Sarah s'était figée sur son siège en voyant le résultat, puis avait d'abord essayé de refuser, au grand dam de sa belle mère qui n'en revenait pas de voir à quel point la tenue lui allait comme un gant et la propriétaire qui ne comprenait pas pourquoi sa cliente réagissait ainsi. Finalement, après de longues minutes de négociations et un appel à son fiancé, Kyle, de la part de Karen (une action qui avait failli mettre Sarah hors d'elle), la future mariée avait fini par accepter, même si cette robe somptueuse lui en rappelait vraiment une autre, un souvenir qu'elle aurait préféré oublier.

Karen sortit de la voiture derrière elle, vêtue d'une robe tailleur crème, d'un collier de perles et d'escarpins blancs, ses cheveux aussi blonds que ceux de son fils relevés en un chignon impeccable. Fronçant les sourcils, elle se pencha et demanda à Toby de lâcher sa sœur d'un ton ferme, ce qui ne plut pas au petit garçon qui se mit à bouder.

- Allez, viens, Sarah, fit-elle ensuite, Tu vas être en retard à ton mariage. Il ne manquerait plus que ça !

Le souffle court, la jeune femme déglutit tandis qu'on l'entraînait vers l'église, évitant les flaques qui parsemaient le trottoir. Machinalement, Sarah leva les yeux au ciel et vit qu'il se couvrait de plus en plus. Un grondement lointain se fit entendre, annonçant l'orage.

Un autre son la fit de nouveau sursauter et se retourner, déclanchant des interrogations de la part de celles qui l'accompagnaient avec enthousiasme.

- Un problème, Sarah ? , demanda une amie de la famille.

- Je… Non, je…

Avait-elle rêvé, ou était-ce bien un battement d'ailes vif qu'elle venait d'entendre ? Tournant son regard émeraude vers les arbres de plus en plus squelettiques, elle crut apercevoir le bout d'un plumage beige et blanc, un éclat d'œil jaune…

Comme celui d'une chouette…

- Mon Dieu ! , s'exclama soudain Karen en levant le bras face à la brusque bourrasque, Quel temps ! Ils avaient pourtant annoncé qu'il ferait beau ! Il va falloir que j'appelle la salle de réception pour les prévenir qu'on risque d'avoir de la pluie !

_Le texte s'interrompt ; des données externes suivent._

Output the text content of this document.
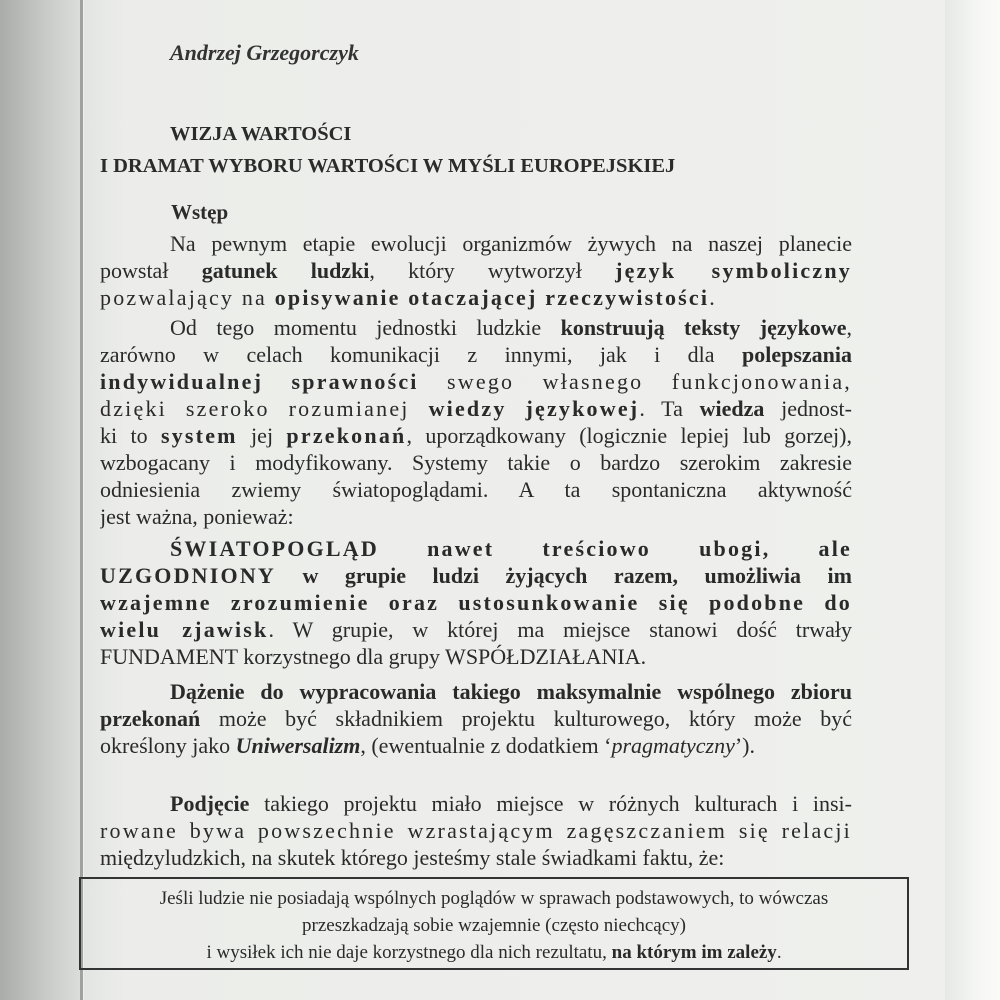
Andrzej Grzegorczyk
WIZJA WARTOŚCI
I DRAMAT WYBORU WARTOŚCI W MYŚLI EUROPEJSKIEJ
Wstęp
Na pewnym etapie ewolucji organizmów żywych na naszej planecie
powstał gatunek ludzki, który wytworzył język symboliczny
pozwalający na opisywanie otaczającej rzeczywistości.
Od tego momentu jednostki ludzkie konstruują teksty językowe,
zarówno w celach komunikacji z innymi, jak i dla polepszania
indywidualnej sprawności swego własnego funkcjonowania,
dzięki szeroko rozumianej wiedzy językowej. Ta wiedza jednost-
ki to system jej przekonań, uporządkowany (logicznie lepiej lub gorzej),
wzbogacany i modyfikowany. Systemy takie o bardzo szerokim zakresie
odniesienia zwiemy światopoglądami. A ta spontaniczna aktywność
jest ważna, ponieważ:
ŚWIATOPOGLĄD nawet treściowo ubogi, ale
UZGODNIONY w grupie ludzi żyjących razem, umożliwia im
wzajemne zrozumienie oraz ustosunkowanie się podobne do
wielu zjawisk. W grupie, w której ma miejsce stanowi dość trwały
FUNDAMENT korzystnego dla grupy WSPÓŁDZIAŁANIA.
Dążenie do wypracowania takiego maksymalnie wspólnego zbioru
przekonań może być składnikiem projektu kulturowego, który może być
określony jako Uniwersalizm, (ewentualnie z dodatkiem ‘pragmatyczny’).
Podjęcie takiego projektu miało miejsce w różnych kulturach i insi-
rowane bywa powszechnie wzrastającym zagęszczaniem się relacji
międzyludzkich, na skutek którego jesteśmy stale świadkami faktu, że:
Jeśli ludzie nie posiadają wspólnych poglądów w sprawach podstawowych, to wówczas
przeszkadzają sobie wzajemnie (często niechcący)
i wysiłek ich nie daje korzystnego dla nich rezultatu, na którym im zależy.
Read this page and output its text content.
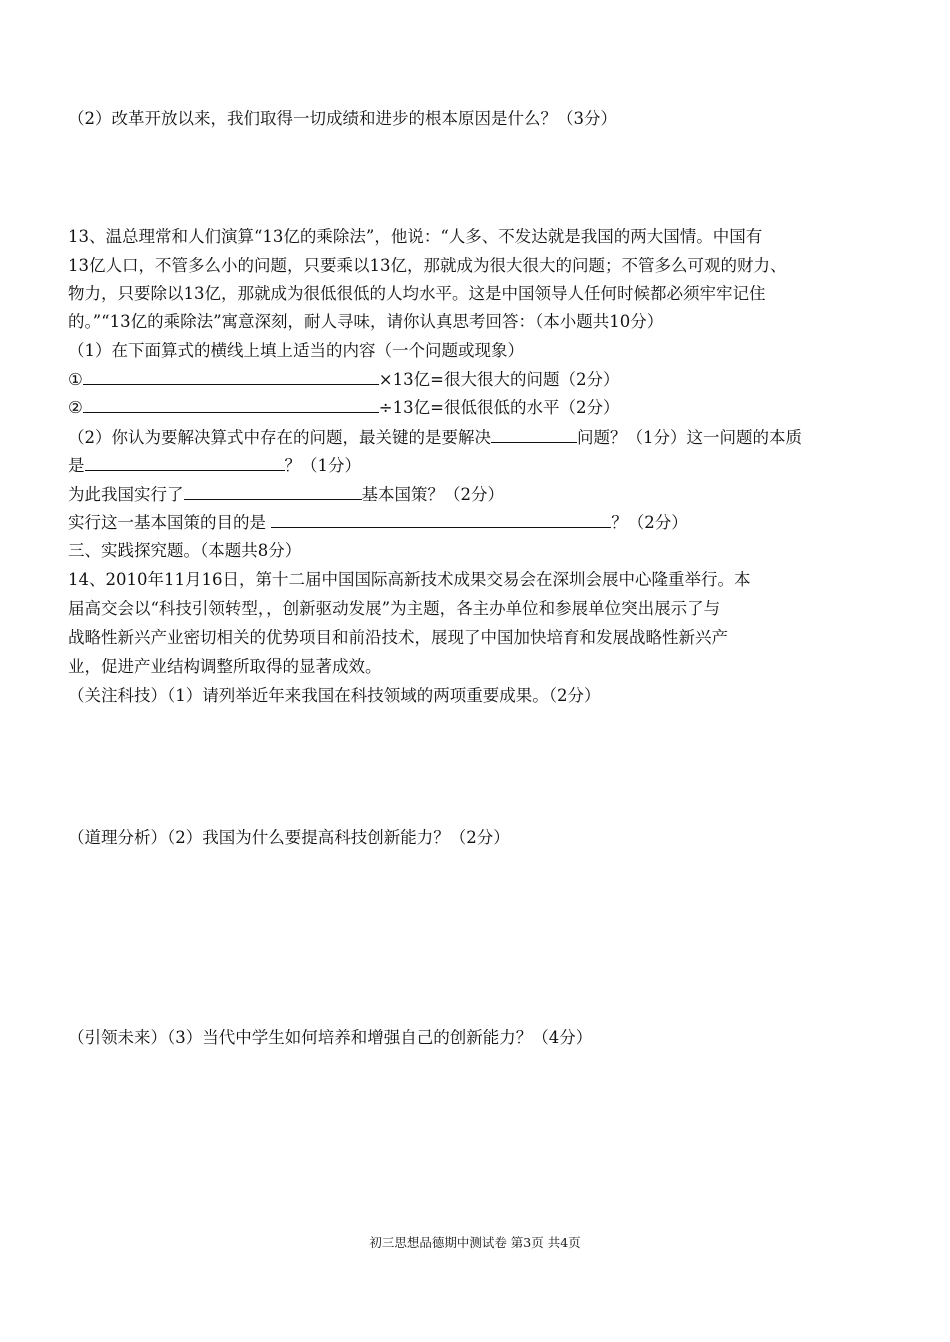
（2）改革开放以来，我们取得一切成绩和进步的根本原因是什么？（3分）
13、温总理常和人们演算“13亿的乘除法”，他说：“人多、不发达就是我国的两大国情。中国有
13亿人口，不管多么小的问题，只要乘以13亿，那就成为很大很大的问题；不管多么可观的财力、
物力，只要除以13亿，那就成为很低很低的人均水平。这是中国领导人任何时候都必须牢牢记住
的。”“13亿的乘除法”寓意深刻，耐人寻味，请你认真思考回答：（本小题共10分）
（1）在下面算式的横线上填上适当的内容（一个问题或现象）
①	×13亿=很大很大的问题（2分）
②	÷13亿=很低很低的水平（2分）
（2）你认为要解决算式中存在的问题，最关键的是要解决	问题？（1分）这一问题的本质
是	？（1分）
为此我国实行了	基本国策？（2分）
实行这一基本国策的目的是	？（2分）
三、实践探究题。（本题共8分）
14、2010年11月16日，第十二届中国国际高新技术成果交易会在深圳会展中心隆重举行。本
届高交会以“科技引领转型，，创新驱动发展”为主题，各主办单位和参展单位突出展示了与
战略性新兴产业密切相关的优势项目和前沿技术，展现了中国加快培育和发展战略性新兴产
业，促进产业结构调整所取得的显著成效。
（关注科技）（1）请列举近年来我国在科技领域的两项重要成果。（2分）
（道理分析）（2）我国为什么要提高科技创新能力？（2分）
（引领未来）（3）当代中学生如何培养和增强自己的创新能力？（4分）
初三思想品德期中测试卷 第3页 共4页
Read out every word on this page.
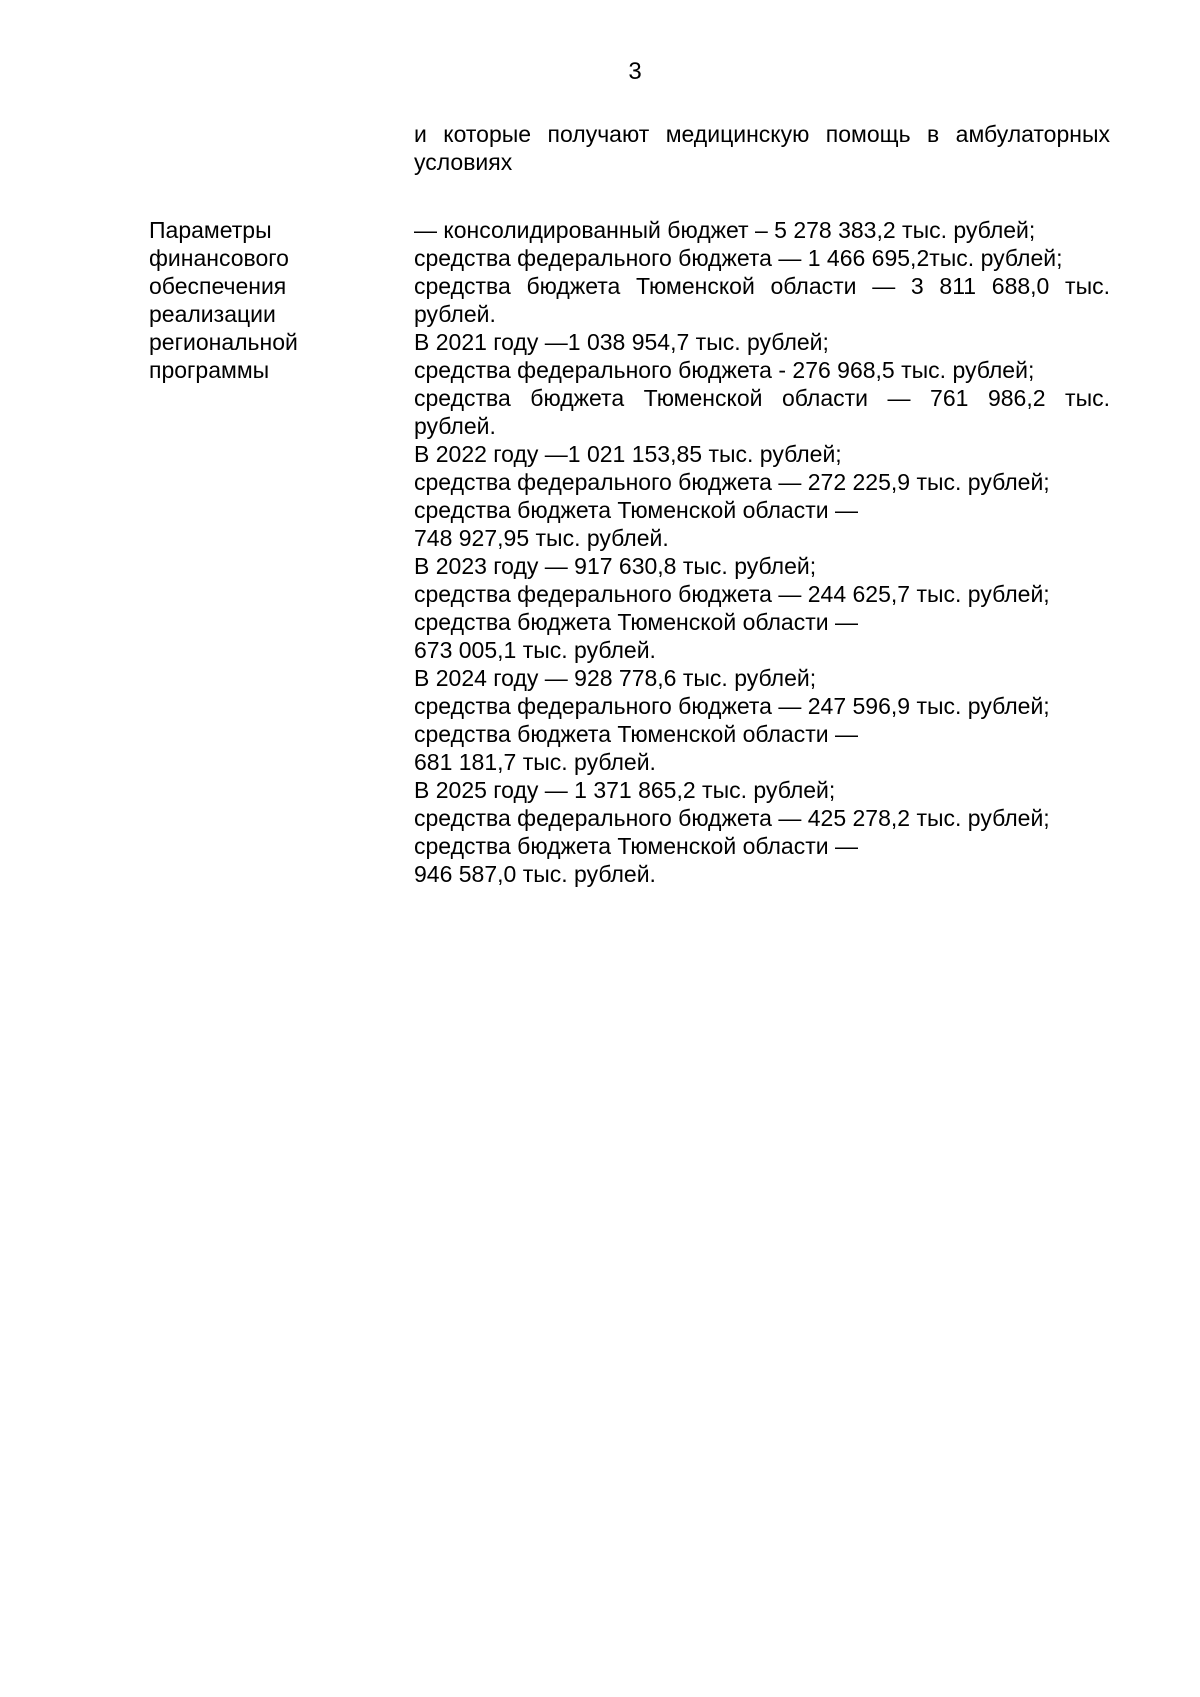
3
и которые получают медицинскую помощь в амбулаторных
условиях
Параметры
финансового
обеспечения
реализации
региональной
программы
— консолидированный бюджет – 5 278 383,2 тыс. рублей;
средства федерального бюджета — 1 466 695,2тыс. рублей;
средства бюджета Тюменской области — 3 811 688,0 тыс.
рублей.
В 2021 году —1 038 954,7 тыс. рублей;
средства федерального бюджета - 276 968,5 тыс. рублей;
средства бюджета Тюменской области — 761 986,2 тыс.
рублей.
В 2022 году —1 021 153,85 тыс. рублей;
средства федерального бюджета — 272 225,9 тыс. рублей;
средства бюджета Тюменской области —
748 927,95 тыс. рублей.
В 2023 году — 917 630,8 тыс. рублей;
средства федерального бюджета — 244 625,7 тыс. рублей;
средства бюджета Тюменской области —
673 005,1 тыс. рублей.
В 2024 году — 928 778,6 тыс. рублей;
средства федерального бюджета — 247 596,9 тыс. рублей;
средства бюджета Тюменской области —
681 181,7 тыс. рублей.
В 2025 году — 1 371 865,2 тыс. рублей;
средства федерального бюджета — 425 278,2 тыс. рублей;
средства бюджета Тюменской области —
946 587,0 тыс. рублей.
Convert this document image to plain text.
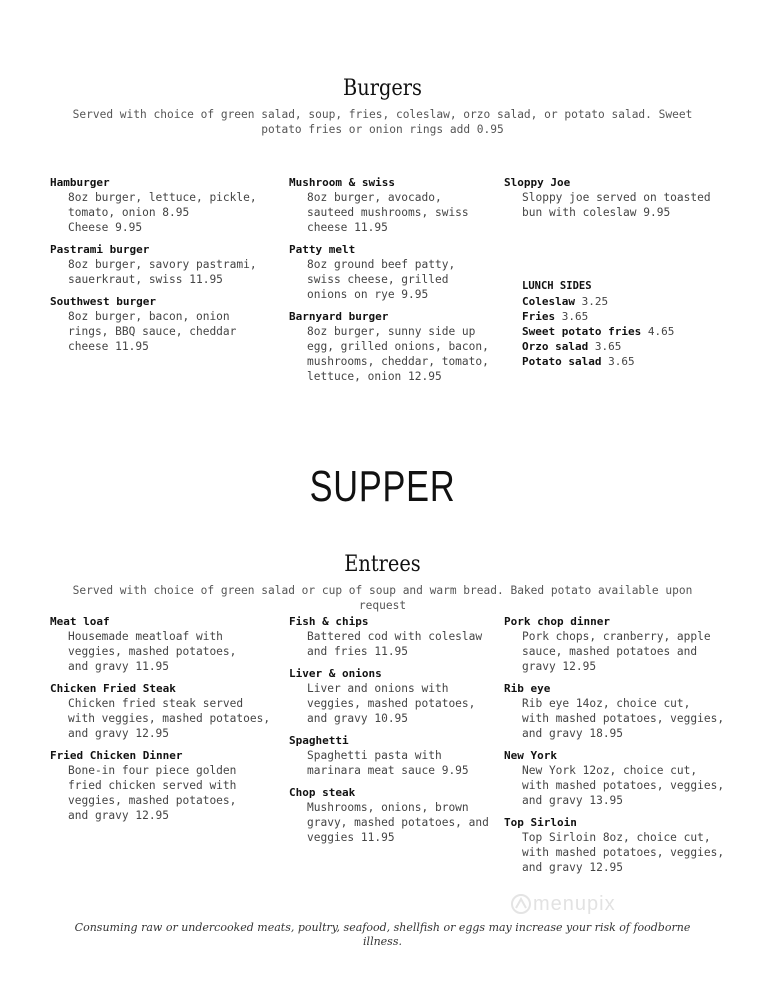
Burgers
Served with choice of green salad, soup, fries, coleslaw, orzo salad, or potato salad. Sweet potato fries or onion rings add 0.95
Hamburger
8oz burger, lettuce, pickle,
tomato, onion 8.95
Cheese 9.95
Pastrami burger
8oz burger, savory pastrami,
sauerkraut, swiss 11.95
Southwest burger
8oz burger, bacon, onion
rings, BBQ sauce, cheddar
cheese 11.95
Mushroom & swiss
8oz burger, avocado,
sauteed mushrooms, swiss
cheese 11.95
Patty melt
8oz ground beef patty,
swiss cheese, grilled
onions on rye 9.95
Barnyard burger
8oz burger, sunny side up
egg, grilled onions, bacon,
mushrooms, cheddar, tomato,
lettuce, onion 12.95
Sloppy Joe
Sloppy joe served on toasted
bun with coleslaw 9.95
LUNCH SIDES
Coleslaw 3.25
Fries 3.65
Sweet potato fries 4.65
Orzo salad 3.65
Potato salad 3.65
SUPPER
Entrees
Served with choice of green salad or cup of soup and warm bread. Baked potato available upon request
Meat loaf
Housemade meatloaf with
veggies, mashed potatoes,
and gravy 11.95
Chicken Fried Steak
Chicken fried steak served
with veggies, mashed potatoes,
and gravy 12.95
Fried Chicken Dinner
Bone-in four piece golden
fried chicken served with
veggies, mashed potatoes,
and gravy 12.95
Fish & chips
Battered cod with coleslaw
and fries 11.95
Liver & onions
Liver and onions with
veggies, mashed potatoes,
and gravy 10.95
Spaghetti
Spaghetti pasta with
marinara meat sauce 9.95
Chop steak
Mushrooms, onions, brown
gravy, mashed potatoes, and
veggies 11.95
Pork chop dinner
Pork chops, cranberry, apple
sauce, mashed potatoes and
gravy 12.95
Rib eye
Rib eye 14oz, choice cut,
with mashed potatoes, veggies,
and gravy 18.95
New York
New York 12oz, choice cut,
with mashed potatoes, veggies,
and gravy 13.95
Top Sirloin
Top Sirloin 8oz, choice cut,
with mashed potatoes, veggies,
and gravy 12.95
menupix
Consuming raw or undercooked meats, poultry, seafood, shellfish or eggs may increase your risk of foodborne illness.
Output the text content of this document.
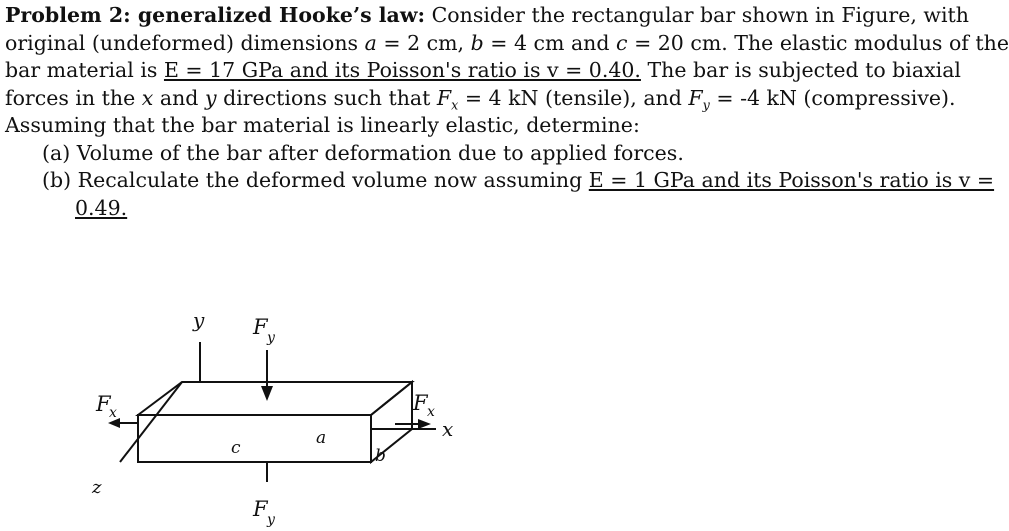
Problem 2: generalized Hooke’s law: Consider the rectangular bar shown in Figure, with
original (undeformed) dimensions a = 2 cm, b = 4 cm and c = 20 cm. The elastic modulus of the
bar material is E = 17 GPa and its Poisson's ratio is v = 0.40. The bar is subjected to biaxial
forces in the x and y directions such that $F_x = 4$ kN (tensile), and $F_y = -4$ kN (compressive).
Assuming that the bar material is linearly elastic, determine:
(a) Volume of the bar after deformation due to applied forces.
(b) Recalculate the deformed volume now assuming E = 1 GPa and its Poisson's ratio is v =
0.49.
y F y
F
x	F x
x
a
b
c
z
F y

- J'aime bien la pluie, répondit Sarah d'un air absent, sans vraiment réfléchir, occupée comme elle était à fixer le ciel de plus en plus menaçant et les arbres noirs.

- Allons, ma chérie, ne dis pas de bêtises, fit Karen en l'entraînant à l'intérieur, On ne fait pas un mariage sous la pluie. D'ailleurs, je maintiens franchement que vous auriez du vous marier au printemps. C'est la saison des amours, après tout !

Sarah se retint de lui dire ce qu'elle pensait de son idée plutôt clichée. Elle aimait l'Automne, et avait insisté pour épouser Kyle pendant cette saison plutôt qu'une autre, elle ne savait pas trop pourquoi. Bien que l'idée ne lui plaise pas, son fiancé avait fini par accepter, puisqu'ils partaient vivre en Californie après ça… Une idée de Kyle, mais qui n'enchantait la jeune femme qu'à moitié.

La pénombre du porche de l'église remplaça l'immensité du ciel en colère, accentuant encore l'impression de froid que Sarah éprouvait entre ces murs glacés et nus, sentant le regard des statues sur ses épaules nues et frissonnantes. Elle entendait le brouhaha assourdi qui provenait de la grande salle, derrière les portes closes, et vit son père venir à leur rencontre, écarquillant les yeux face à la tenue spectaculaire que portait sa fille.

- Tu… Tu es…

- Oui, Papa.

- Mais qui es tu ! Où se trouve ma petite fille ! , s'exclama-t-il finalement en levant les bras au ciel, Tu es un ange venue me prendre mon enfant !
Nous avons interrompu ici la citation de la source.